Silenus, by Virgil

Silenus

First breathed my Muse the Syracusan strain,
Nor blush'd to dwell amidst the woodland train.
When, rashly bold, I struck the lyre to kings,
And war's achievements flutter'd o'er my strings,
With friendly caution Phoebus touch'd mine ear;
'Tityrus, to shepherds still their flocks be dear:
Still shrink the rural bard from lofty themes:
His modest pipe a lowlier lay beseems.'
Still, then, that lay be mine! There yet will be,
Varus, enow to sing of war and thee.
Nor flows my verse unbidden. Should the Muse--
Ah! Should she win some fond eye to peruse;
Thee, Varus, shall our tamarisks give to fame:
Phoebus most loves the page that bears thy name.   Proceed, sweet maids. Within a cavern wide
Silenus Chromis and Mnasylos spied.
Heavy with sleep the aged tippler lay,
And swoln his veins, as wont, with wine of yesterday:
Slipt from his brow, unburst, his wreath was here;
There his huge goblet hung, with well-worn ear.
Oft cheated with the promise of a strain,
They seize him; and his chaplet forms his chain.

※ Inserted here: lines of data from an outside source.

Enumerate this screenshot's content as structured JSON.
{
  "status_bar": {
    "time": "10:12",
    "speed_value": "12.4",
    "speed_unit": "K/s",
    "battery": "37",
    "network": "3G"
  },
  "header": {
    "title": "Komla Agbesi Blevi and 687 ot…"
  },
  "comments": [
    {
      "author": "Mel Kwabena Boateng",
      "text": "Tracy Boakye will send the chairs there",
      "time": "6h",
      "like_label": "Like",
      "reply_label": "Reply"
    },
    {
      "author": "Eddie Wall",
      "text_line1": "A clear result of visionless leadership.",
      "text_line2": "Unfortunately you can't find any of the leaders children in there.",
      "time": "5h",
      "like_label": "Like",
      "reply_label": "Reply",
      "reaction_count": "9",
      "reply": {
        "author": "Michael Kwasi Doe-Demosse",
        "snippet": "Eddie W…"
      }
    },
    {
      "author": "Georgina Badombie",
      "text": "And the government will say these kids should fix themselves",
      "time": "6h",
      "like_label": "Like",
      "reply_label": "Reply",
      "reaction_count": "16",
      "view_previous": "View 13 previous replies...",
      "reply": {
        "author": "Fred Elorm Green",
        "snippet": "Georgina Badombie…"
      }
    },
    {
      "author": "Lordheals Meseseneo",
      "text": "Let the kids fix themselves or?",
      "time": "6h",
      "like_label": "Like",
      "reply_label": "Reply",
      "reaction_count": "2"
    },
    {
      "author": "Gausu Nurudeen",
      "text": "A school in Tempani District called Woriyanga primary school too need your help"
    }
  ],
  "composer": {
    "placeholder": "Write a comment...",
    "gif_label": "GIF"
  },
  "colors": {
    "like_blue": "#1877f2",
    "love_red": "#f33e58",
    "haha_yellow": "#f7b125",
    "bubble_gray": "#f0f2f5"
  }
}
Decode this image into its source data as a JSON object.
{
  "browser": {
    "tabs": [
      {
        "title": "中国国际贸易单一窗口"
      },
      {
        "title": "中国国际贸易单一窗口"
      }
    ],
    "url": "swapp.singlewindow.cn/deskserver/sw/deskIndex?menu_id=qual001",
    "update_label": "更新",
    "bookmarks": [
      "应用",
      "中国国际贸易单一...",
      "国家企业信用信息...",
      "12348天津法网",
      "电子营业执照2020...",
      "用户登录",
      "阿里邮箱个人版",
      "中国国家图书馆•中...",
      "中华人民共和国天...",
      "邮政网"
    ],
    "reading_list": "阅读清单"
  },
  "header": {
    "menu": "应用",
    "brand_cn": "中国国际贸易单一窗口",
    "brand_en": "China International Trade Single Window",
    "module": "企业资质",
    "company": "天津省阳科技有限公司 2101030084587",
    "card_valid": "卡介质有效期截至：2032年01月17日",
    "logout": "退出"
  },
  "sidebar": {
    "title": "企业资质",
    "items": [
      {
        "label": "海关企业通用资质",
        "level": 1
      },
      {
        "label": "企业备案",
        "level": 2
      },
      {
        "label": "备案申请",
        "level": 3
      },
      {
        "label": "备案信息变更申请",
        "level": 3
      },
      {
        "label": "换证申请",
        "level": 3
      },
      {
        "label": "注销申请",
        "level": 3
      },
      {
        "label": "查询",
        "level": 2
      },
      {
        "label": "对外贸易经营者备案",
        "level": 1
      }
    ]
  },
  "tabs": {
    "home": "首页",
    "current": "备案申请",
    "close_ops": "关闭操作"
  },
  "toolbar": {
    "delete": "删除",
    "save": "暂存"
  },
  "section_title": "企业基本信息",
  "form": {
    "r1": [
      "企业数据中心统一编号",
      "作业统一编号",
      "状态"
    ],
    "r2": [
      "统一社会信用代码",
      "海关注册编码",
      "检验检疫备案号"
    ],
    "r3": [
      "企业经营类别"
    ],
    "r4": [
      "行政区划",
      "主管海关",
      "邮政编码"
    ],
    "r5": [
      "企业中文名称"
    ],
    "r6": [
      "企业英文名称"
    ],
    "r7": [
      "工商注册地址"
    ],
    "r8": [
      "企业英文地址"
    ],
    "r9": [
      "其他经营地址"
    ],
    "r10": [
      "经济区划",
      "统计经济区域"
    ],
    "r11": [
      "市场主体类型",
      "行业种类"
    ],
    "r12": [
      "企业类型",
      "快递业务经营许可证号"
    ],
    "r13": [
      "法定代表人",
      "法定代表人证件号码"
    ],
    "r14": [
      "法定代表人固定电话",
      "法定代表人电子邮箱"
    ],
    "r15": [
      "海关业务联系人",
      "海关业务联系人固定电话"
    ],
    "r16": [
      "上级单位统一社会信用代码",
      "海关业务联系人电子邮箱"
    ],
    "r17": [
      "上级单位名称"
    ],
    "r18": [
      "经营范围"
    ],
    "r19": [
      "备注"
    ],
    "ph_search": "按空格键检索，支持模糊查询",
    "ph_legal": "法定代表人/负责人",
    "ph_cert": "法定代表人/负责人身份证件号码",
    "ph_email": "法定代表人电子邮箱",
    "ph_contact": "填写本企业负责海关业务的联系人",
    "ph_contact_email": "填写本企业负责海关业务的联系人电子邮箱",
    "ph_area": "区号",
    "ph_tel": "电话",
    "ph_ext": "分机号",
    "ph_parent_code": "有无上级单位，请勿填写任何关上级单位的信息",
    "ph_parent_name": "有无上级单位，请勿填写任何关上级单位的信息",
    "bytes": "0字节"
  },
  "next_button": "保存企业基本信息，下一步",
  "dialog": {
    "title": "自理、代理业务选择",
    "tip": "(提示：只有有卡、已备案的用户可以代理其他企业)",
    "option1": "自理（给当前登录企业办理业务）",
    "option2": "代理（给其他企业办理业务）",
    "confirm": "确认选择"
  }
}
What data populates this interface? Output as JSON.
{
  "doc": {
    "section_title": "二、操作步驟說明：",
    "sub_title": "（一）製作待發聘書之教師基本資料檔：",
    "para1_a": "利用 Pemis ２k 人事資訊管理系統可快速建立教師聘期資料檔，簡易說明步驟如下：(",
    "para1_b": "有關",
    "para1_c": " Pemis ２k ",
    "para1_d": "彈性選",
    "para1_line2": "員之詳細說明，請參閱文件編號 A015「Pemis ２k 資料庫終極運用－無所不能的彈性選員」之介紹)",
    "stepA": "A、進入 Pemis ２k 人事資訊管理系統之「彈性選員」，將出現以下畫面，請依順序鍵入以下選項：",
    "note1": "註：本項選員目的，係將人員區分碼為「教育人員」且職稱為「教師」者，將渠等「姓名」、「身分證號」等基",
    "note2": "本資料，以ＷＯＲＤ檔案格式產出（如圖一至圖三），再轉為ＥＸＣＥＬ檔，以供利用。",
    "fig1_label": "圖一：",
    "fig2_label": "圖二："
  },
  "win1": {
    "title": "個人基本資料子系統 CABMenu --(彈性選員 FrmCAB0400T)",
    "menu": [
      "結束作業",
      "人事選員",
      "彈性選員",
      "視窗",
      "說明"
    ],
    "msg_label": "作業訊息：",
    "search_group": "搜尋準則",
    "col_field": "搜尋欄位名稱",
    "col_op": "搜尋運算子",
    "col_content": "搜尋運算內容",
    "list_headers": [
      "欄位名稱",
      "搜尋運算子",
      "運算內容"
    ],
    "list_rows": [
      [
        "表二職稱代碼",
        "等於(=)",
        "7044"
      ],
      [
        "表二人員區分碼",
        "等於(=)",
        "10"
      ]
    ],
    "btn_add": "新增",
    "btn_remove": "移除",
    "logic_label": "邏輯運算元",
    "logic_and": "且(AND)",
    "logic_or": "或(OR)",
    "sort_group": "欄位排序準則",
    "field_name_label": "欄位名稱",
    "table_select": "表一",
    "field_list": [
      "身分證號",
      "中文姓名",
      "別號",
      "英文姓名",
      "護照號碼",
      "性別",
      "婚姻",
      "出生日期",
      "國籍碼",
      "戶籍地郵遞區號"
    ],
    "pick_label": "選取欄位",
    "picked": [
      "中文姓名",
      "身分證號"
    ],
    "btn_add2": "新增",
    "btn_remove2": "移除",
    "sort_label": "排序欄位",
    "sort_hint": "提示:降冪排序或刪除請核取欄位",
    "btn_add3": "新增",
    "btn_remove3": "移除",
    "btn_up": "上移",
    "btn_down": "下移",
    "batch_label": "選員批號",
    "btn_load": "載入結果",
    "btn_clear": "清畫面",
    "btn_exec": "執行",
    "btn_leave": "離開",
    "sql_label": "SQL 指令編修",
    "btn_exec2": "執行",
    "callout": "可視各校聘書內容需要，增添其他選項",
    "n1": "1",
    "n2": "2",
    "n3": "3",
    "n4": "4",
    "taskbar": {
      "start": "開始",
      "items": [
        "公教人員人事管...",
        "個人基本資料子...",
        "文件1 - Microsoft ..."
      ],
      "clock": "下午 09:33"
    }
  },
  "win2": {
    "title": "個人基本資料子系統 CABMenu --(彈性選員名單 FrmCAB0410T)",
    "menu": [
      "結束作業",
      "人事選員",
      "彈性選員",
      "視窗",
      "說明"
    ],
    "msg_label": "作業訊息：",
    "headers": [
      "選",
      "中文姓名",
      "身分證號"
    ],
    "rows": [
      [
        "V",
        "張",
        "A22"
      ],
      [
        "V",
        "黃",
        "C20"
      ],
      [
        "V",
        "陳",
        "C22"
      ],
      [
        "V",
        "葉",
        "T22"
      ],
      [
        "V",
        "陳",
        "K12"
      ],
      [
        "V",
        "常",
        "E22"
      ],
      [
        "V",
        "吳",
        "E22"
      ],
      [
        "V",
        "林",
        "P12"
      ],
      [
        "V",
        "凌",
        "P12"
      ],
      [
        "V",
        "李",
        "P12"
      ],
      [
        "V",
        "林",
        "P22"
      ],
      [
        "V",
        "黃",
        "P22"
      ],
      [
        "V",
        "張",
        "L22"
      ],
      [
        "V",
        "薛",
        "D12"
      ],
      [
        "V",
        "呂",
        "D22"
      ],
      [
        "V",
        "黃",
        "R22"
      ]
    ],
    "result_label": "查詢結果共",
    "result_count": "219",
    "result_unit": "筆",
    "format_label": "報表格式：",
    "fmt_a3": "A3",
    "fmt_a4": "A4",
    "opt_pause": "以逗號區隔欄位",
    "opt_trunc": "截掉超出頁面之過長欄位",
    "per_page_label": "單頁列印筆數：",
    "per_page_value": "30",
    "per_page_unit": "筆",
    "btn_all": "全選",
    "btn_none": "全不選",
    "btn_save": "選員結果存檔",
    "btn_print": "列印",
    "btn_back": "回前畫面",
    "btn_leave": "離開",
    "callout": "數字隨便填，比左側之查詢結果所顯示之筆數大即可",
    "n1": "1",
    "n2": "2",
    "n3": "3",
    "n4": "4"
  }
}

Æ gle, the fairest of the Naiad throng,
Æ gle the tremblers joins, who press the song;
And, as the wondering captive opes his eyes,
With ruddy mulberries his temples dyes.
'Why bind me, boys?' at last with smiles he cried:
'Loose me; suffice a demi-god descried!
The lay ye ask be yours; the lay to you,
To her another recompense is due.'   He sings! In measured step you then might see
Fauns and fierce beasts frisk to the minstrelsy,
And knotted oaks their tops in rapture nod:
Not with such glee Parnassus hails its god;
Less, when the Muses breathe from Orpheus' shell,
Feel Rhodope and Ismarus the spell!   He sung, how from the void immense combined
Their seeds earth, ocean, fire, and æ ther join'd;
And how, no more in wild disorder hurl'd,
Sprang from these elements the nascent world.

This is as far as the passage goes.